The spread of COVID-19 is already hindering the aid community’s ability to address the needs of refugees. Last week, the United Nations announced it was suspending all travel for refugee resettlement, leaving thousands with no alternative to overcrowded camps. NGO’s are also beginning to face new impediments to their critical work around the world. Refugees International has suspended all travel to refugee camps to avoid any risk of spreading the virus. In addition, attention and resources in donor capitals are still largely consumed with the domestic impact of the virus, putting added pressure on NGOs.

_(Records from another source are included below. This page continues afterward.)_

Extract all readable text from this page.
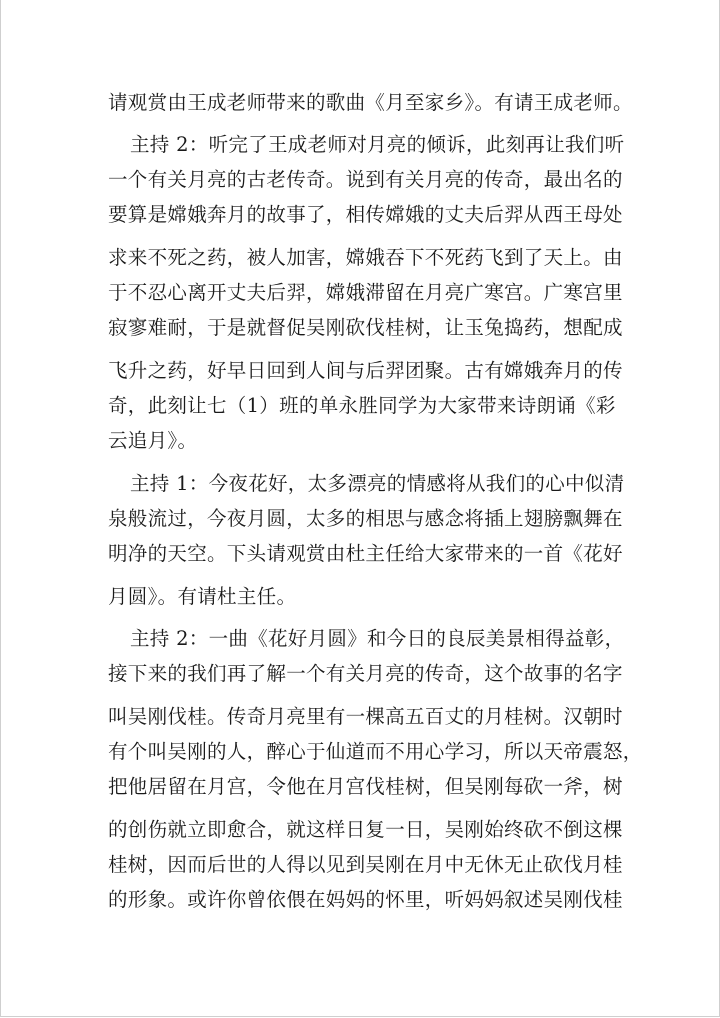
请观赏由王成老师带来的歌曲《月至家乡》。有请王成老师。
主持 2：听完了王成老师对月亮的倾诉，此刻再让我们听
一个有关月亮的古老传奇。说到有关月亮的传奇，最出名的
要算是嫦娥奔月的故事了，相传嫦娥的丈夫后羿从西王母处
求来不死之药，被人加害，嫦娥吞下不死药飞到了天上。由
于不忍心离开丈夫后羿，嫦娥滞留在月亮广寒宫。广寒宫里
寂寥难耐，于是就督促吴刚砍伐桂树，让玉兔捣药，想配成
飞升之药，好早日回到人间与后羿团聚。古有嫦娥奔月的传
奇，此刻让七（1）班的单永胜同学为大家带来诗朗诵《彩
云追月》。
主持 1：今夜花好，太多漂亮的情感将从我们的心中似清
泉般流过，今夜月圆，太多的相思与感念将插上翅膀飘舞在
明净的天空。下头请观赏由杜主任给大家带来的一首《花好
月圆》。有请杜主任。
主持 2：一曲《花好月圆》和今日的良辰美景相得益彰，
接下来的我们再了解一个有关月亮的传奇，这个故事的名字
叫吴刚伐桂。传奇月亮里有一棵高五百丈的月桂树。汉朝时
有个叫吴刚的人，醉心于仙道而不用心学习，所以天帝震怒，
把他居留在月宫，令他在月宫伐桂树，但吴刚每砍一斧，树
的创伤就立即愈合，就这样日复一日，吴刚始终砍不倒这棵
桂树，因而后世的人得以见到吴刚在月中无休无止砍伐月桂
的形象。或许你曾依偎在妈妈的怀里，听妈妈叙述吴刚伐桂
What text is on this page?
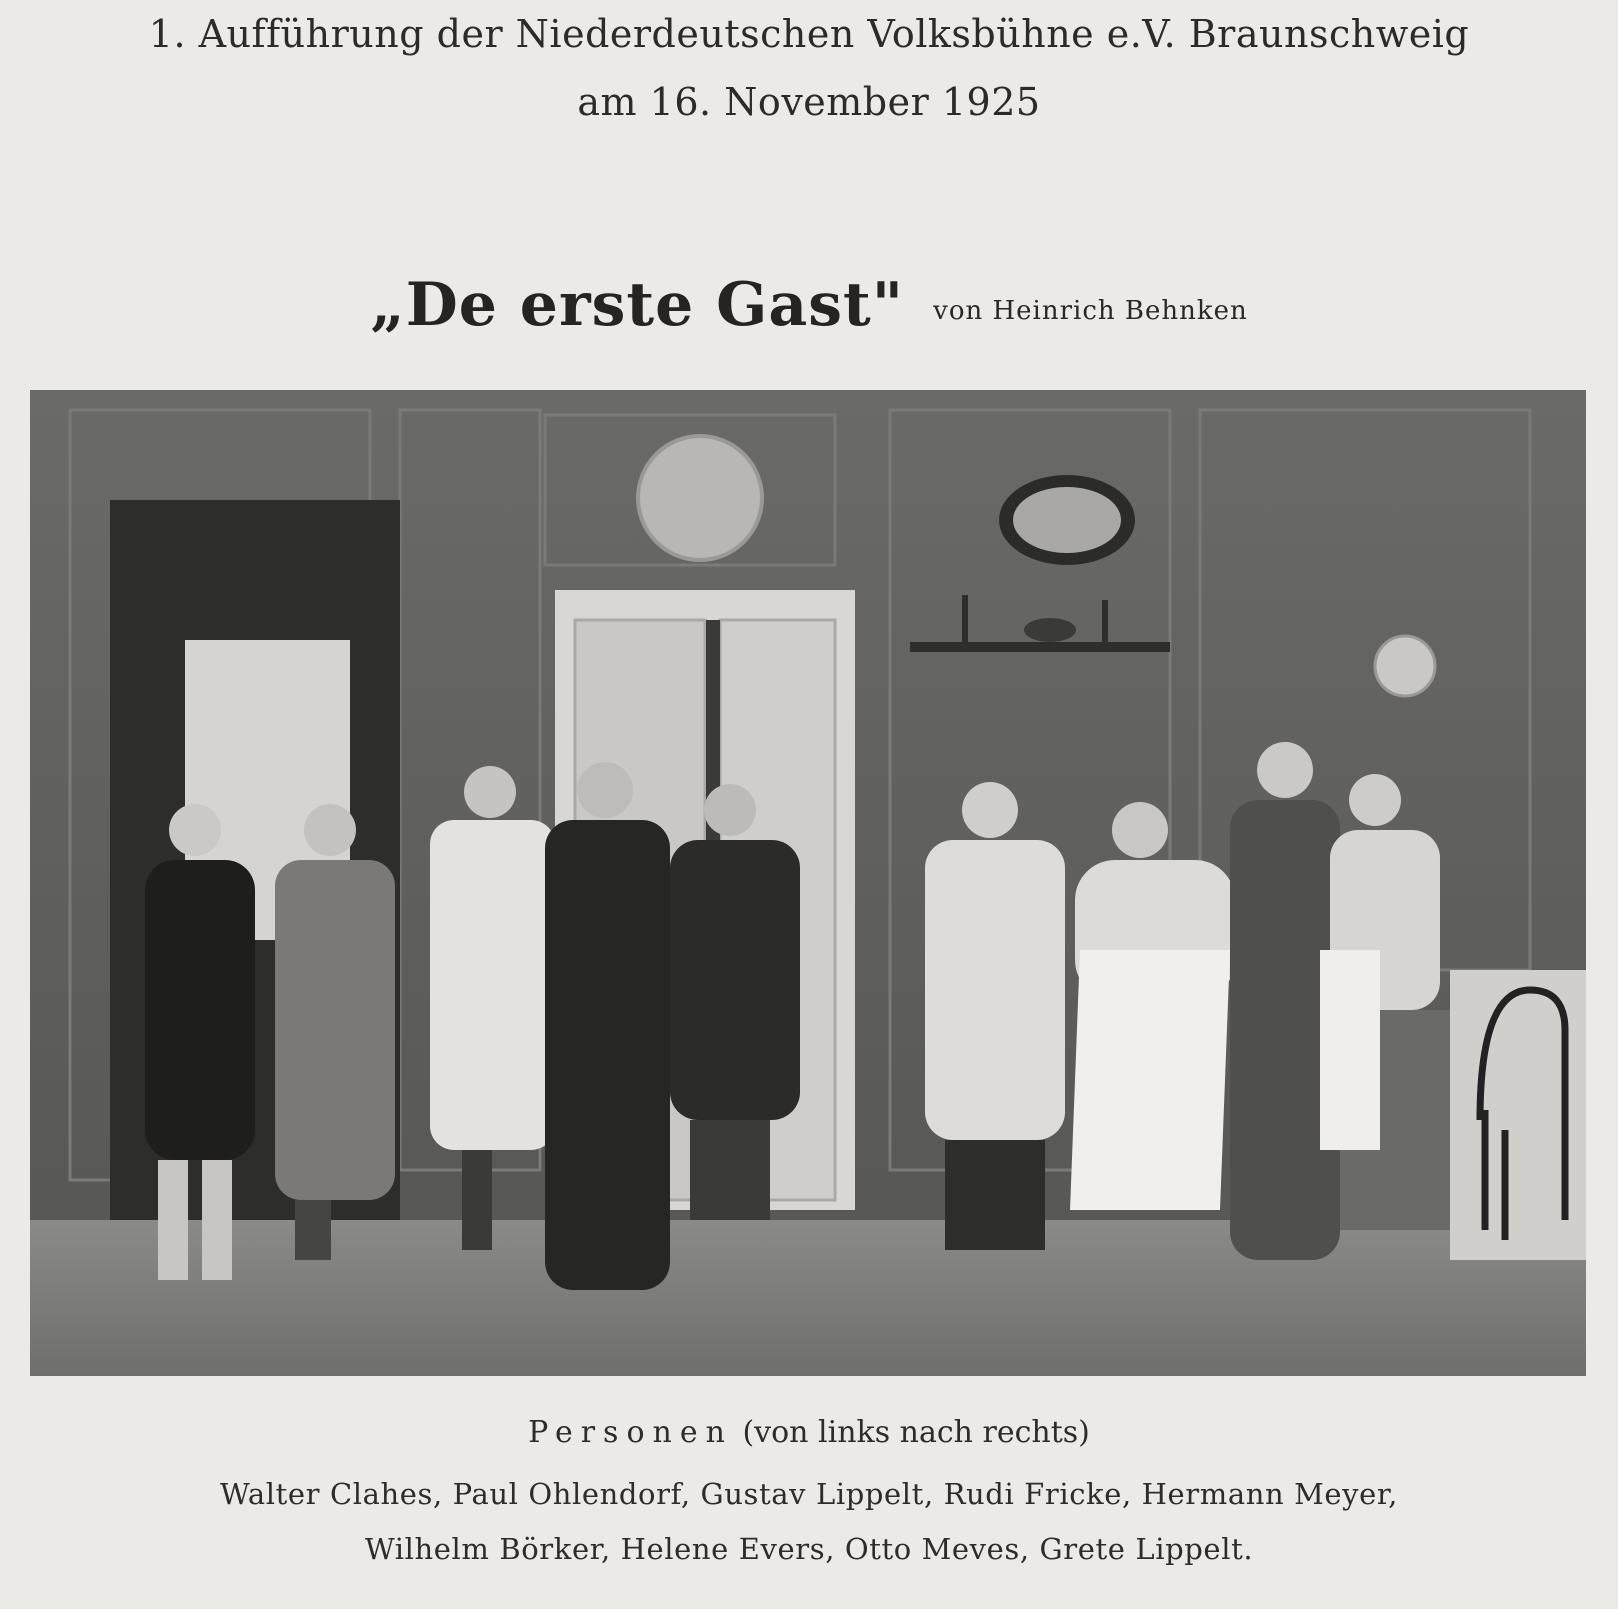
1. Aufführung der Niederdeutschen Volksbühne e.V. Braunschweig
am 16. November 1925
„De erste Gast" von Heinrich Behnken
Personen (von links nach rechts)
Walter Clahes, Paul Ohlendorf, Gustav Lippelt, Rudi Fricke, Hermann Meyer,
Wilhelm Börker, Helene Evers, Otto Meves, Grete Lippelt.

While organizations like International Rescue Committee (IRC) are continuing to carry out lifesaving programs in refugee communities, this strain on resources has prompted them to appeal for an additional $30 million to meet the staggering needs for preparedness and prevention.
As the health crisis wears on, the humanitarian community will need to ensure that the developing world remains a priority as governments prioritize the health and safety of their own populations. It’s also critical that implementers balance the response to COVID-19 with ongoing projects in education, food access, and conflict prevention— all critical to the well-being of vulnerable populations around the world.
Unfortunately, this challenge is likely to be a protracted one. Governments and NGOs will be hard-pressed to sustain a global health response that limits the spread of the disease, and the dearth of resources like personal protective equipment (PPE) currently facing the United States and Europe will be even worse in the developing world. As Jeremy Konyndyk, a leader in the Obama Administration’s response to Ebola in West Africa recently said, “When the first 100 million doses of vaccines come out, it’s going to be a big fight over who gets those, and it’s going to be very important that [they] not just go to those who can afford them.”